日本人の「新築信仰」は過去のもの?割安感のある“築深マンション”を購入する人が増えているワケ
■ 築30年超のマンションでも新耐震基準で施工された物件が多い 経過年数の長い“築深マンション”になると、住宅の耐久性に不安が残り、居住性能も悪くなっているのではないかと不安になるかもしれないが、最近は築深マンションでも品質が低下しにくくなっている。 何より心配されるのは、築年数が長くなると、耐震性が弱いのではないかという点だが、新耐震基準が施行されたのは1981年なので、築30年超でも、築40年前後までは新耐震基準のもとで建設されていることになる。 新耐震基準というのは、「震度5強程度の中規模地震では軽微な損傷、震度6強から7に達する程度の大規模地震でも倒壊は免れる」ことが条件となっているため、まずは安心だ。新耐震基準施行前に建設されたマンションの中にも、新耐震基準以上の耐震性能で建てられているマンションが少なくない。 また、築深マンションの中には、建築後に耐震補強しているマンションもあり、むしろ安全性が向上している物件も多い。 居住性能に関しても、最近はリフォーム技術が進化しているので、購入後にリフォームすれば、最新の新築マンションに近いレベルを確保できるようになっている。 とはいえ、住宅としての性能については、建築知識の乏しい素人では見極めは簡単ではないので、まずは実際に複数の物件を見て、選択眼を養うようにしたい。マイホームの購入は今後の暮らしを左右する大きな買い物なのだから、それぐらいの努力はしたいところだ。

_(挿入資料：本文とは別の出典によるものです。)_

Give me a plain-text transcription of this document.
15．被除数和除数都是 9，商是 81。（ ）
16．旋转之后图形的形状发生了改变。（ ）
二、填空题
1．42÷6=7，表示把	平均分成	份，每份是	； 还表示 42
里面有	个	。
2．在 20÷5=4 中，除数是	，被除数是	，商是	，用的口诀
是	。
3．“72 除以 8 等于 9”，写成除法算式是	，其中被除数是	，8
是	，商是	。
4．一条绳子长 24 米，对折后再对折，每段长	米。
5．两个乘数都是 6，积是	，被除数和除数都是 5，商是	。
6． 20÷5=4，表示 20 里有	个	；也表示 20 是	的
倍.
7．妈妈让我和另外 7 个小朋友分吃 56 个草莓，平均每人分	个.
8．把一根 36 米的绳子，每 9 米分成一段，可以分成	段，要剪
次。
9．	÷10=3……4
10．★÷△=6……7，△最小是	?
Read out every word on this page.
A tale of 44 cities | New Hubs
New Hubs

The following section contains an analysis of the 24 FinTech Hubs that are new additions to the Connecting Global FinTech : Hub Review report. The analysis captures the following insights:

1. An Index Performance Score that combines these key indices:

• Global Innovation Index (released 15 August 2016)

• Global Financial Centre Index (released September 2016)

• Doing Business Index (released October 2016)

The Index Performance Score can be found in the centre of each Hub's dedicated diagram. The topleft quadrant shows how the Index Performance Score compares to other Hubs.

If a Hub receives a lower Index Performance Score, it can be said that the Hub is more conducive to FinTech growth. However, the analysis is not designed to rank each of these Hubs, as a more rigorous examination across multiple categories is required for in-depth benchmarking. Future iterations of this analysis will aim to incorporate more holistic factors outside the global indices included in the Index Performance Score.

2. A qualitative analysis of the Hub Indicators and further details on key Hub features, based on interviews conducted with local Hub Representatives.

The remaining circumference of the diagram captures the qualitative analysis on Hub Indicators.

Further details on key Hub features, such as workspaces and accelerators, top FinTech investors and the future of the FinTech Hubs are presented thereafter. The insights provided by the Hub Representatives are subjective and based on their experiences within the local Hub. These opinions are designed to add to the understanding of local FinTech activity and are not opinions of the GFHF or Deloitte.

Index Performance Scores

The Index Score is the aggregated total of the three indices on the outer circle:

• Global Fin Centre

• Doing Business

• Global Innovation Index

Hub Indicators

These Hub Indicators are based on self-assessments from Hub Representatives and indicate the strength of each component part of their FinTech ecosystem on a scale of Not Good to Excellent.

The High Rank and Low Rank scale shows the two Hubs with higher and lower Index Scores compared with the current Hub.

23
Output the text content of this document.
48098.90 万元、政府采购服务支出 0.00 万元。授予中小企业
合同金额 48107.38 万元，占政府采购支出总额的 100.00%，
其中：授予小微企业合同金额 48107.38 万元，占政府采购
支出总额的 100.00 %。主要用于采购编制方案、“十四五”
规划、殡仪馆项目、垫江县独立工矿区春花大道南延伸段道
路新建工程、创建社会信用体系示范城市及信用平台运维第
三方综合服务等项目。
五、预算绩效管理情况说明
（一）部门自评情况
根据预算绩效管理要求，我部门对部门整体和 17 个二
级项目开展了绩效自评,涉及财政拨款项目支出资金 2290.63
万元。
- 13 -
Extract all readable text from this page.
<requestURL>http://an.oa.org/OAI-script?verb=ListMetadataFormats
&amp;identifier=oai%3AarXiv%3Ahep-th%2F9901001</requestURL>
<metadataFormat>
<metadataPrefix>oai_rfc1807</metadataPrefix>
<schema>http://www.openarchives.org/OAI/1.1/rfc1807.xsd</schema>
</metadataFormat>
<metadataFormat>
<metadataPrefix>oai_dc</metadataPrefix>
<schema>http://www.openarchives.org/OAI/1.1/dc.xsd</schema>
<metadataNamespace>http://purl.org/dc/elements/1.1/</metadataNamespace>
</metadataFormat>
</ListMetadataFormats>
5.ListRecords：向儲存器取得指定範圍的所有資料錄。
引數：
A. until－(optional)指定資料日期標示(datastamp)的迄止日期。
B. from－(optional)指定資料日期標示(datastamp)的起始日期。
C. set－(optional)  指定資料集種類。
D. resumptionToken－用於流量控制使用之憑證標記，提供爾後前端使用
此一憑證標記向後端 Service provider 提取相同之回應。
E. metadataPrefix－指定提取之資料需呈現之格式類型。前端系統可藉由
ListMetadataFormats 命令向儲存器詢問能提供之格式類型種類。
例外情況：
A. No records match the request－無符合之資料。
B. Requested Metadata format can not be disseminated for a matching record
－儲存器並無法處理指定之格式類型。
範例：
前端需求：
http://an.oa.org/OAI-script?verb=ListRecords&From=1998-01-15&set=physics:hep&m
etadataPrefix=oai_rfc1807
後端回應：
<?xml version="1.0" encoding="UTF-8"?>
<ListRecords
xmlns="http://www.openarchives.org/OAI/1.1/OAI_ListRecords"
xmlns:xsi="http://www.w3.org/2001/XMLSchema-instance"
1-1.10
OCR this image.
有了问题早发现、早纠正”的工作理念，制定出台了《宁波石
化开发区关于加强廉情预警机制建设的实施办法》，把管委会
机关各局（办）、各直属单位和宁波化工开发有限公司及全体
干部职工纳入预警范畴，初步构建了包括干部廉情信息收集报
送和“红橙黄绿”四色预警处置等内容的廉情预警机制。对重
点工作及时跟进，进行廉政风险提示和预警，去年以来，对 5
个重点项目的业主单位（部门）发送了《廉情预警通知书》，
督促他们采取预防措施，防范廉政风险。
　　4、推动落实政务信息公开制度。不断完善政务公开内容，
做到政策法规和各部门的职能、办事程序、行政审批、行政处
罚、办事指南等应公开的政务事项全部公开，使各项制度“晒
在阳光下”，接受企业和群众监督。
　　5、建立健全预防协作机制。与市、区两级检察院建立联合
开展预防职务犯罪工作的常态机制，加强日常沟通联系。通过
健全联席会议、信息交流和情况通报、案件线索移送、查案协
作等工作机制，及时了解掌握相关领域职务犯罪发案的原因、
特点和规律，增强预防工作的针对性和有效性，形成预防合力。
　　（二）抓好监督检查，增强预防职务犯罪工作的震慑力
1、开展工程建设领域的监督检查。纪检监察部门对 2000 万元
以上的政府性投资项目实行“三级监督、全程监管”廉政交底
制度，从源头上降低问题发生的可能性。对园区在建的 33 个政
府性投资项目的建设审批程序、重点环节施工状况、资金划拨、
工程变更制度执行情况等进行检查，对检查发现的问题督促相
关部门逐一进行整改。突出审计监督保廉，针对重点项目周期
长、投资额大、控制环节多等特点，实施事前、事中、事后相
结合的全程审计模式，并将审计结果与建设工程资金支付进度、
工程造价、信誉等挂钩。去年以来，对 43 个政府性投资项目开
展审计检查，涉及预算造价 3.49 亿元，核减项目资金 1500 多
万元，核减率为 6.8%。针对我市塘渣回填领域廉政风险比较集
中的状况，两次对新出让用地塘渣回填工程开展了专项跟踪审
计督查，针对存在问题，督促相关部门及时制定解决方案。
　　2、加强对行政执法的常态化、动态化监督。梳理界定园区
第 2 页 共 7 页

■ 築深マンションはインスペクションを依頼すると安心 では、築深マンションを選ぶ際、具体的にどんな点をチェックすればいいのか。 まず共用部分については、外壁や共用廊下などの外観にひび割れや亀裂が入っていないか、個別住戸のチェックでは、内壁に雨漏りの跡がないかなど、目につく範囲で建物の内容をチェックしたい。 また、マンションは管理面も重要なので、管理員は常駐しているか、ゴミ置き場や駐輪場などはきちんと清掃されているかなどを自分の目で確認したい。管理のレベルと共に、住んでいる人たちのマナーレベルなどもある程度把握できるはずだ。 駐車場や駐輪場では、どんなクルマや自転車が停められているのかを見れば、住んでいる人たちの年代やライフステージ、ライフスタイルなどをうかがい知ることができる。例えば、チャイルドシート付きの自転車が多ければ、子育て世帯が多いと推察されるし、チャイルドシートが荷物置き場になっているようなら、子育てを卒業した世帯が中心かもしれない。 さらに物件の見学時に、管理員や管理会社などを通して大規模修繕の実施状況や修繕積立金の余裕度なども聞き取ることができれば、なお安心だ。 そのように実際に自分の目で物件を見ることが何より納得感、安心感につながるが、そうは言っても、専門家に物件を査定してもらって判断したいと考える人も多いだろう。最近は、建物検査、いわゆるインスペクションを実施している建築事務所が増えており、インターネットなどでも依頼先を検索できる。 しかし、マンションにおいてはインスペクションの実施率はさほど高くないのが現実だ。【グラフ3】にあるように、あらかじめ売り主がインスペクションを実施している物件はわずか1割強しかなく、何もしていない物件が8割を超えている。 自分でインスペクションを依頼すると数万円程度の費用がかかるが、マイホームの購入は大きな投資なのだから、それぐらいの費用はかけてもいいのではないだろうか。本当に気に入った物件が見つかって購入したいとなれば、売り主に了解をとって、インスペクションを依頼した方が安心だ。